Шрифт:
– Я распоряжусь, чтобы трубу тщательнейшим образом проверили, миссис Астингтон. А как вы пока обходитесь?
– Девушки ходят с ведрами к насосу в Блэк-Булл-лейн, мадам.
– Я также распоряжусь, чтобы в ближайшее время вам доставляли воду в бочонках. И ассигную на это нужную сумму.
Наверх она поднималась с чувством исполненного долга и с величайшим желанием вдохнуть наконец свежего воздуха. Когда Джорджия проходила мимо кухни, то помешкала. Подойдя к девице на вид лет семнадцати, которая нарезала айву для просушки, она сказала:
– Ломтики должны быть тоньше, иначе загниют. Вот смотри! – И, взяв нож, она отрезала тончайший ломтик.
Уходя из кухни, Джорджия ни секунды не сомневалась, что, как только она уйдет, девчонка примется за старое. Приходилось признать, что некоторые не желают быть прилежными и усердными, даже если к ним хорошо относятся. Она знала, что одна девушка сбежала из «Приюта Данаи», прихватив с собой внушительную стопку сорочек из прачечной. Тогда Диана Родгард отказалась разыскивать преступницу, однако после инцидента в двери всех чуланов врезали прочные замки.
Джорджия пообещала себе отправить подробный отчет леди Родгард, а также обеспечить доставку воды в бочках, и с чувством выполненного долга покинула приют вместе с Дрессером.
– Рыба в трубах? Такое бывает? – спросила она.
– Я про такое слышал.
– Откуда, можно узнать?
– Мне стало интересно, как работают различные коммуникации столь большого города. Под лондонскими мостовыми таится сложнейшее хитросплетение труб, каналов, стоков…
Джорджия опасливо взглянула себе под ноги:
– Мне вдруг показалось, что под этой вот мостовой на самом деле пугающая пустота.
– А под каменной кладкой текут грязные сточные воды.
– А за городом – чистота и благолепие, ведь так? – язвительным тоном сказала Джорджия. – И воздух куда здоровее, даже когда по полям разбрасывают навоз для удобрения? Здесь по крайней мере масса развлечений и множество замечательных людей, общество которых, по вашему собственному утверждению, вам приятно.

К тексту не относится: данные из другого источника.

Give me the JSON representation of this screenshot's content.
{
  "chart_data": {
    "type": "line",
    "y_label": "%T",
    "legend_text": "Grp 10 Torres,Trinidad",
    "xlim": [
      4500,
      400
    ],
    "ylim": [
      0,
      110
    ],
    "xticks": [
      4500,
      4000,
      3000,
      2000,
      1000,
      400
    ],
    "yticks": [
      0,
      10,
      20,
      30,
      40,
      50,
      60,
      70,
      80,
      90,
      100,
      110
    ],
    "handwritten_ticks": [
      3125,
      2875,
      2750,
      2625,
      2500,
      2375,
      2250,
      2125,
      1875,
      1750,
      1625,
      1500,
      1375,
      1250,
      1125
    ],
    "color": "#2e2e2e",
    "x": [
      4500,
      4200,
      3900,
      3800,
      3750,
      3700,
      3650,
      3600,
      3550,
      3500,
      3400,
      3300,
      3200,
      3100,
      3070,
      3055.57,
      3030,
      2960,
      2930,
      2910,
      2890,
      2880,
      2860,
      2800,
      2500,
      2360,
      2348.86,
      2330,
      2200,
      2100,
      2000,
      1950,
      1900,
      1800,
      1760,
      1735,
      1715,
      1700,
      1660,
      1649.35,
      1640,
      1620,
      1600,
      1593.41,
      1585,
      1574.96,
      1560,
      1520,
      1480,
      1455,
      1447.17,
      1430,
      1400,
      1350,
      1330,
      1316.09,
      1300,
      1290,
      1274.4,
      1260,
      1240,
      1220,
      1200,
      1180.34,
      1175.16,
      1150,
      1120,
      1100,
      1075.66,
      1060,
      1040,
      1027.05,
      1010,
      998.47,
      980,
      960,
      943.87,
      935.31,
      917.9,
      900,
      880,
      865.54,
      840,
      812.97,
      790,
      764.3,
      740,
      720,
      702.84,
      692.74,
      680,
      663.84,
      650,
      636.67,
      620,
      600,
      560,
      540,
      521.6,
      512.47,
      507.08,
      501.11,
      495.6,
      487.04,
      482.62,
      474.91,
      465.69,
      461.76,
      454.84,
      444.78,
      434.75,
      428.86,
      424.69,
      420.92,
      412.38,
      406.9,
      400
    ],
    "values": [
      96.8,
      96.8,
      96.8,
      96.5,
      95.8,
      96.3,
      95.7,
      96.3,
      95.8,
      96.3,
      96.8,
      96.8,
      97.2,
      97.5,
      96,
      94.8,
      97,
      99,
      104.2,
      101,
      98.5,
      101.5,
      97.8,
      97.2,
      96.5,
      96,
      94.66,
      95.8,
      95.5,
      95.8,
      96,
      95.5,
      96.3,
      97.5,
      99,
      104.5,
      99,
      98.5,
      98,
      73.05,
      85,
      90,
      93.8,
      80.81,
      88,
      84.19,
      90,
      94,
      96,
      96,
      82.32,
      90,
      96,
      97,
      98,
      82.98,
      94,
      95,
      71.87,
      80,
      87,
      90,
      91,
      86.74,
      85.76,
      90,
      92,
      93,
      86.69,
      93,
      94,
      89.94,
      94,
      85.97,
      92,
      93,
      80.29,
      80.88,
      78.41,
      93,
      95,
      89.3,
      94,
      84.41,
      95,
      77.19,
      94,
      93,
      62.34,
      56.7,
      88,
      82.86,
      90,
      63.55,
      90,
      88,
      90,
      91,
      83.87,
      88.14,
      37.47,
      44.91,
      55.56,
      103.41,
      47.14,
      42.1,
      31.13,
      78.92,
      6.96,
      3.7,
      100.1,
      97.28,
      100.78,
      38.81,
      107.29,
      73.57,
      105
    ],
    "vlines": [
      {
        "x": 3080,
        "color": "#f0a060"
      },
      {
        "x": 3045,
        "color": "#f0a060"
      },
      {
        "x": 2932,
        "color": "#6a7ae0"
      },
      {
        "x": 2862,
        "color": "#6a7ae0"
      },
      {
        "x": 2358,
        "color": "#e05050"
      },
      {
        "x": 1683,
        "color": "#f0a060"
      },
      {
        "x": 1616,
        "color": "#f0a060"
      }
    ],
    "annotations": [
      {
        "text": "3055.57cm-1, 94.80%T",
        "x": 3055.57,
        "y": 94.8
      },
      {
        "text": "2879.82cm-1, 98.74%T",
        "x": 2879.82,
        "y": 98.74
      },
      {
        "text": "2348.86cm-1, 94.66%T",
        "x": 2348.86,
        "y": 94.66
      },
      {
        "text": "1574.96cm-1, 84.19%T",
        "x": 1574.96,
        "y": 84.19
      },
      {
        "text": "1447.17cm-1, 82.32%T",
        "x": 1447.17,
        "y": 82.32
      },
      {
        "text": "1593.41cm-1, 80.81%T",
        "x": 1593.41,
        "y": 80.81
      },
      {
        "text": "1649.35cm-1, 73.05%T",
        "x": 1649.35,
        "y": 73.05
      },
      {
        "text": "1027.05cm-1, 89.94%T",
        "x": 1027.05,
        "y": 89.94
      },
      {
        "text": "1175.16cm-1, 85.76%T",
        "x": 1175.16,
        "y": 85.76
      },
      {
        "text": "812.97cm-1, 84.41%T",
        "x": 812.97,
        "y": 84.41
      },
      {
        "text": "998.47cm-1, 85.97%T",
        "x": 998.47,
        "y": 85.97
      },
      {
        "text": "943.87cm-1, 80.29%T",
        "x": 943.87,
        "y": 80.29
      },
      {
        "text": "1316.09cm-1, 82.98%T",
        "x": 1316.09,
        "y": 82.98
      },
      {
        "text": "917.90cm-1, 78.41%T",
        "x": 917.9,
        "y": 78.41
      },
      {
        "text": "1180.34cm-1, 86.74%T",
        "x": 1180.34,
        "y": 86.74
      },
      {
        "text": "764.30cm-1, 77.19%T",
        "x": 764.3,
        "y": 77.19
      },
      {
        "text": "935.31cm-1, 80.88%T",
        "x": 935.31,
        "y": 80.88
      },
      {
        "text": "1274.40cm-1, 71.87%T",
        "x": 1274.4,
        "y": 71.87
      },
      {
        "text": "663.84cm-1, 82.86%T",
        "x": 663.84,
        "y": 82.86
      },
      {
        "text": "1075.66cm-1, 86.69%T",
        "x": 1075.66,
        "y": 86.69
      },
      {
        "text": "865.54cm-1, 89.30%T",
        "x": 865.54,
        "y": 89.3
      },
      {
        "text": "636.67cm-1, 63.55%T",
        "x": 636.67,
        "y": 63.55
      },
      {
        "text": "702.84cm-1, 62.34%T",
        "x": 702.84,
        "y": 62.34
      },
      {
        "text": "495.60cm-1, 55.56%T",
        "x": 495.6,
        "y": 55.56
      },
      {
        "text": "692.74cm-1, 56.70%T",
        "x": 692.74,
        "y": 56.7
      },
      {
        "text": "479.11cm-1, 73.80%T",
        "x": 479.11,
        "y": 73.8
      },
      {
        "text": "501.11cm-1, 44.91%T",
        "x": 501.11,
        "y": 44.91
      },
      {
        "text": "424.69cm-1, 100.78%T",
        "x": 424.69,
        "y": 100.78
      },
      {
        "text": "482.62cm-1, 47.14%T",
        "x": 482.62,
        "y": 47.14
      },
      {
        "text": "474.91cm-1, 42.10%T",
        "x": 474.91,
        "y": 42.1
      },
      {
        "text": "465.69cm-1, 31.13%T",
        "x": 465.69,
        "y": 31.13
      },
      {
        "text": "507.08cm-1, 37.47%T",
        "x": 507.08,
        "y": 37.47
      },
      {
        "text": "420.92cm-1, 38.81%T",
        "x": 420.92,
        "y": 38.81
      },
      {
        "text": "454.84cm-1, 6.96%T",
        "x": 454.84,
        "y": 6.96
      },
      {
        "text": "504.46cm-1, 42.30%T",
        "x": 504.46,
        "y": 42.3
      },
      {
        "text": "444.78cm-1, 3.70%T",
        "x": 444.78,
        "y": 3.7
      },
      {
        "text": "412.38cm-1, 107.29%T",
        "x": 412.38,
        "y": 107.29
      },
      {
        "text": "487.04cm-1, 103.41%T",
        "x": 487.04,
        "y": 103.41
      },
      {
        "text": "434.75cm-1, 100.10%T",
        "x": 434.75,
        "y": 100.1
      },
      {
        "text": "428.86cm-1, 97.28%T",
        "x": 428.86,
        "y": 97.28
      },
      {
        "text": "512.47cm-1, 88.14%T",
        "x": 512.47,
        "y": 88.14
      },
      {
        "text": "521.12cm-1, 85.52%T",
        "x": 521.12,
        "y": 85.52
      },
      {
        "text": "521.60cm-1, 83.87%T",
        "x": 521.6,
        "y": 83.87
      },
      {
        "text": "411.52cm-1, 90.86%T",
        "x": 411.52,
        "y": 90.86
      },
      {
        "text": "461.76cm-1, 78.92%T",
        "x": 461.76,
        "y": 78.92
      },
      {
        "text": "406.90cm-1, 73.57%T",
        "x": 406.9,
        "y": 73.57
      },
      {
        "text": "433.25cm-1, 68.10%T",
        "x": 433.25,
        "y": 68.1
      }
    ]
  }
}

– Признаюсь, это так. А теперь расскажите, что это за «Приют Данаи».
– Это благотворительный приют для служанок, которые… забеременели. В большинстве случаев бедняжек соблазнили или даже изнасиловали хозяева. А этот гадкий резервуар нужно регулярно очищать – думаю, я смогу этого добиться.
– Как вы, однако, расторопны… и в домоводстве знаете толк.
Джорджия уже устроилась в портшезе и расправляла юбки.
– Леди надлежит хорошо знать все, чем занимаются ее слуги, – так же как капитану судна необходимо знать обязанности всех на борту вплоть до последнего матроса. Сами понимаете, это не значит, что капитан станет с охотой драить палубу.
Дрессер улыбнулся:
– И вы не будете сушить айву на зиму?
– От души надеюсь, что мне не придется этого делать!
– А я от души благодарю вас за экскурсию в одно из сокровенных мест Лондона. Могу ли я ответить любезностью на любезность и пригласить вас туда, где вы никогда не бывали прежде?
Джорджия изумленно воззрилась на него:
– Не думаю, что здесь есть места, где я не бывала… разве что неподобающие для истинной леди.
– Мои флотские друзья показали мне чудесный кабачок, где мы можем вкусно пообедать отменным пирогом с добрым элем.
– Пирогом? С элем?
– О, моя бедная леди Мей, вы еще даже не начинали жить! – И Дрессер указал направление лакеям.
Спустя три часа Джорджия покинула трактир «У Долли» рука об руку с Дрессером, пребывая в прекрасном настроении, чему немало способствовал отменный портер, которому оба воздали должное. Впрочем, сейчас ей было не так уж и важно, от чего именно голова у нее шла кругом. Джорджия далеко не всегда ограничивалась в своих развлечениях строгими рамками аристократического общества, однако никогда прежде не ела на обед пирог с говядиной и не запивала его элем, сидя за длинным столом в компании дюжины морских офицеров.
Офицеров, надо сказать, ее появление сразило наповал – дамы крайне редко захаживали к Долли Потт. А уж когда Дрессер представил ее друзьям, те окончательно лишились дара речи. Отчасти их изумление объяснялось ее высоким титулом, однако она поняла, что некоторые знали, кто такая леди Мей, и, возможно, отчасти были осведомлены о ее неоднозначной репутации.
Впрочем, все были с ней безукоризненно почтительны, здесь не было и тени холодности, что объяснялось как хорошим воспитанием, так и – уважением к Дрессеру. Она тотчас поняла, что здесь его любят и почитают.